# 300 Gallon, what to try



## FootClanSkates (Apr 25, 2004)

I just bought a 300 gallon tank (96x24x30 with overflows), and once it is set up I would like to try to use it for breeding purposes. I've bred angels, discus, convicts, keyholes, acaras, RBPs, and I have become pretty good with providing good conditions for them. (parameters, daily water changes, home made foods, etc.)

Now, does anyone have any suggestions on what could be some potential piranhas to breed? I know the chances are slim to none if it is not nattereri, but I would still like to try.

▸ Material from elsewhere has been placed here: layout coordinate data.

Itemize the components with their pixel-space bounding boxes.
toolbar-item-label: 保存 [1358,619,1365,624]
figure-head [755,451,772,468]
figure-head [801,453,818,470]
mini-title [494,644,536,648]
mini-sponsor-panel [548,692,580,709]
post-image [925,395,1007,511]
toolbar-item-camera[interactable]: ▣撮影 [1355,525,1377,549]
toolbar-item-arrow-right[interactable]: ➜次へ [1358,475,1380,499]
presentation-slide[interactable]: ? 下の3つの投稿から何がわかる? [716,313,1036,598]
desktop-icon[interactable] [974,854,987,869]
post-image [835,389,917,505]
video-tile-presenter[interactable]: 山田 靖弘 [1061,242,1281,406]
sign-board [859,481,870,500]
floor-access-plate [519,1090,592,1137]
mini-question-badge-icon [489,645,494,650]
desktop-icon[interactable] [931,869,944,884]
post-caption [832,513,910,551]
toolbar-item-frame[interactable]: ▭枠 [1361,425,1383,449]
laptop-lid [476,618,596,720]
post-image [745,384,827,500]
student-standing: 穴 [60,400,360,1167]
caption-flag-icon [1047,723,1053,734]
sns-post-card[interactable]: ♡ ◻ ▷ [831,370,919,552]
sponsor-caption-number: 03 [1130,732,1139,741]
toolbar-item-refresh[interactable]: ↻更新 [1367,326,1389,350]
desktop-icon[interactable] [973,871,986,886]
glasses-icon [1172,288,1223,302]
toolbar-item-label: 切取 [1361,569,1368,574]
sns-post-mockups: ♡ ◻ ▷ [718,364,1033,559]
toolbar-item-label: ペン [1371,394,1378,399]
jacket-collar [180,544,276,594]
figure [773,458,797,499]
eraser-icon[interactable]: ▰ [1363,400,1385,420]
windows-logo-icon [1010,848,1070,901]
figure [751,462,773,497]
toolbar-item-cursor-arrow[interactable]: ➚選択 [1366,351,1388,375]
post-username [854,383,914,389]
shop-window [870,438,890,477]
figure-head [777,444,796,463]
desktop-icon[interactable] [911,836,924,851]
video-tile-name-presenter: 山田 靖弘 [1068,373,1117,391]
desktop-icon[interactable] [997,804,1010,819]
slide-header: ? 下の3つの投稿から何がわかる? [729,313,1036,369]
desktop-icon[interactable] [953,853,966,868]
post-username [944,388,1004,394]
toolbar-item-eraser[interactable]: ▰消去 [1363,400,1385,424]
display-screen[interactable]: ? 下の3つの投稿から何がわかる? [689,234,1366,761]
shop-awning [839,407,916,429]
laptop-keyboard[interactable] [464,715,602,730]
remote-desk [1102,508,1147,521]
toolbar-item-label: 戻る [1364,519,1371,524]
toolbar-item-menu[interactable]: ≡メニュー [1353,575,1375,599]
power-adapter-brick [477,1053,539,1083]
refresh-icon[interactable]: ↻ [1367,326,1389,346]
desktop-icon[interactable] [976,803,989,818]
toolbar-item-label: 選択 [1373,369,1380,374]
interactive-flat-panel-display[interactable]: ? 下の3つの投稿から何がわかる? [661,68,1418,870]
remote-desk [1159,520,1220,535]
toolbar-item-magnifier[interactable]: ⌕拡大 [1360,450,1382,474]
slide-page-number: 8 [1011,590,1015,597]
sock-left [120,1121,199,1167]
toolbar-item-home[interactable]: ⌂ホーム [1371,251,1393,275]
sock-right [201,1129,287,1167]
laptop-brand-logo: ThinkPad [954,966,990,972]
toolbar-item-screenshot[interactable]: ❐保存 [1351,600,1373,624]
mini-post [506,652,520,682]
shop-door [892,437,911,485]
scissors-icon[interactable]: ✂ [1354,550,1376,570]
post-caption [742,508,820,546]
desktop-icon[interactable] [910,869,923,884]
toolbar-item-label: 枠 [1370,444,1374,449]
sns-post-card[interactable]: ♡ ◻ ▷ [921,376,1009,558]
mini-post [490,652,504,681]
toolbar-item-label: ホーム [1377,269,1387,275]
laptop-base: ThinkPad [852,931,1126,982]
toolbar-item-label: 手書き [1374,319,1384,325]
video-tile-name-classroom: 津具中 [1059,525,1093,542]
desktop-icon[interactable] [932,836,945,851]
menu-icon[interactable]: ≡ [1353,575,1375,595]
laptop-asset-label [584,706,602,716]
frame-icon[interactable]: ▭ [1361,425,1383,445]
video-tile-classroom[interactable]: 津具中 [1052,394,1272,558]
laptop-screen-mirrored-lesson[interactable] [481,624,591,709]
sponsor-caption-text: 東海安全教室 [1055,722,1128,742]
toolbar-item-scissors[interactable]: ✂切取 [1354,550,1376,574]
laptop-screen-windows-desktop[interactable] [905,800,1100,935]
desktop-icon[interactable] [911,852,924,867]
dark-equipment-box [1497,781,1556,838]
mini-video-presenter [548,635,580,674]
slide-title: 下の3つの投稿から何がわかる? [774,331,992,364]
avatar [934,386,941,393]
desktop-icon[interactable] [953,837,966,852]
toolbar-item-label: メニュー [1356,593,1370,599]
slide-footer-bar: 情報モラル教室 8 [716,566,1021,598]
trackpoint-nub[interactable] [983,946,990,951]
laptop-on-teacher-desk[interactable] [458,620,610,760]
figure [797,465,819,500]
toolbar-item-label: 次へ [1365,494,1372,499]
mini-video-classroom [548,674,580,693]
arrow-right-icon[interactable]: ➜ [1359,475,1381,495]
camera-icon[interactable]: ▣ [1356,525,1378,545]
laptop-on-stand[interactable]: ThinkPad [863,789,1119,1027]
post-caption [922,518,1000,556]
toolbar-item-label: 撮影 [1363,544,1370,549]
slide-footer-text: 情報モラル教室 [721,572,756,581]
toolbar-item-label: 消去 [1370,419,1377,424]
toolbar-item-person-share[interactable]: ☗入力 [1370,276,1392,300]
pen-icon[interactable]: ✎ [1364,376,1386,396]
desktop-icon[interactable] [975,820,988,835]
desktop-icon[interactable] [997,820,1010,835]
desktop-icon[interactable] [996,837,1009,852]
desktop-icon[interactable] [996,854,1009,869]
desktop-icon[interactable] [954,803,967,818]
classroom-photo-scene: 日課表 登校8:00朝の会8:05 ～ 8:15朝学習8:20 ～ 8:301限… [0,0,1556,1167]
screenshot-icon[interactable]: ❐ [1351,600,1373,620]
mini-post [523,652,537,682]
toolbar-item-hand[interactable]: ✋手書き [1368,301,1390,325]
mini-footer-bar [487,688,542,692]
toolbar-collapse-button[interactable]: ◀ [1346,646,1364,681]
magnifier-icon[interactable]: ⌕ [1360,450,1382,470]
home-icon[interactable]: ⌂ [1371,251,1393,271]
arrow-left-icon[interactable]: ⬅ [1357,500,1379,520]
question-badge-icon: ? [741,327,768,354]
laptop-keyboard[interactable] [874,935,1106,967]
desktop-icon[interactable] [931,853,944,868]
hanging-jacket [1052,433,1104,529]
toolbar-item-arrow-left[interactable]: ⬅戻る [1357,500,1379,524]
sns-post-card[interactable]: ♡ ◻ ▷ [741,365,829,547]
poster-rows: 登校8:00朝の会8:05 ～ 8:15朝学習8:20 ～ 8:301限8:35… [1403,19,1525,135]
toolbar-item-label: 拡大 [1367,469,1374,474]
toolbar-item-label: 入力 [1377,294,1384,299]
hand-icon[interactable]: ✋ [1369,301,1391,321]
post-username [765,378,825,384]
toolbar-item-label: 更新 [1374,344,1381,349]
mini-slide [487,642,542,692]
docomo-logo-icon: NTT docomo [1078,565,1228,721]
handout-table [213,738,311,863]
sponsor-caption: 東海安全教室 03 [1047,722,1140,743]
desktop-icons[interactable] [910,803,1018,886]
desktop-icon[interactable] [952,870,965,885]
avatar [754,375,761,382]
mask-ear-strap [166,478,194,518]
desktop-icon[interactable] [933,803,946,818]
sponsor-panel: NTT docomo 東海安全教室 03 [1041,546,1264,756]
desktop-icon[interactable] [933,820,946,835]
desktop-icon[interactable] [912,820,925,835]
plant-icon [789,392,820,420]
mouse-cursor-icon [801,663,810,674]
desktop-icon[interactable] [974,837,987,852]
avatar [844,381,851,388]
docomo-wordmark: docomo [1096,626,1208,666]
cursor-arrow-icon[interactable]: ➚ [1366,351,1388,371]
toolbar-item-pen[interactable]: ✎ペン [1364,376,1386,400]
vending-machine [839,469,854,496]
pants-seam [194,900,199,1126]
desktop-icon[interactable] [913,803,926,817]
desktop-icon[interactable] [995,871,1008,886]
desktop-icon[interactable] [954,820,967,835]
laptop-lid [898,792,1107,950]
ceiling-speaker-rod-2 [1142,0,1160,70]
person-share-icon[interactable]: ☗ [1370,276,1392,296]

I was thinking possibly central brasilian spilos, caribe, or piraya. I'm still very undecided, and I haven't ordered anything yet, but I have some of each I listed here.

I will be decorating the tank accordingly, depending on what type of fish I decide to get. So, anyone have any suggestions on what could be a good candidate?


----------



## mashunter18 (Jan 2, 2004)

I know where you can get 9 nice cariba


----------



## FootClanSkates (Apr 25, 2004)

mashunter18 said:


> I know where you can get 9 nice cariba
> 
> 
> 
> ...


haha, maybe if you could help me out a little on the price. Maybe a trade for some 6" piraya? Let me know.


----------



## timmy (Mar 29, 2004)

I wanna see pics of this!


----------



## mashunter18 (Jan 2, 2004)

timmy said:


> I wanna see pics of this!
> 
> 
> 
> ...


He posted some pictures of the tank a week or so ago, probually just now setting it up.


----------



## CTREDBELLY (Apr 8, 2005)

i would love o breed my own caribe or piraya. one of these days i will


----------



## bmpower007 (Feb 11, 2005)

Wow.that will be amazing breeding caribes or Piraya's give it a try.


----------



## CautioN1919 (Jun 17, 2005)

CTREDBELLY said:


> i would love o breed my own caribe or piraya. one of these days i will
> [snapback]1098598[/snapback]​


 You'd get rich !


----------



## taylorhedrich (Mar 2, 2005)

CautioN1919 said:


> CTREDBELLY said:
> 
> 
> > i would love o breed my own caribe or piraya. one of these days i will
> ...


Definately try cariba. You would get really rich! Especially because not many pet stores carry cariba. Here is an excellent article on OPEFE about breeding caribas that I was just reading a few days ago.
~Taylor~


----------



## HyBrid (Feb 25, 2005)

wow sounds awesome!!!
big money in teh cariba...


----------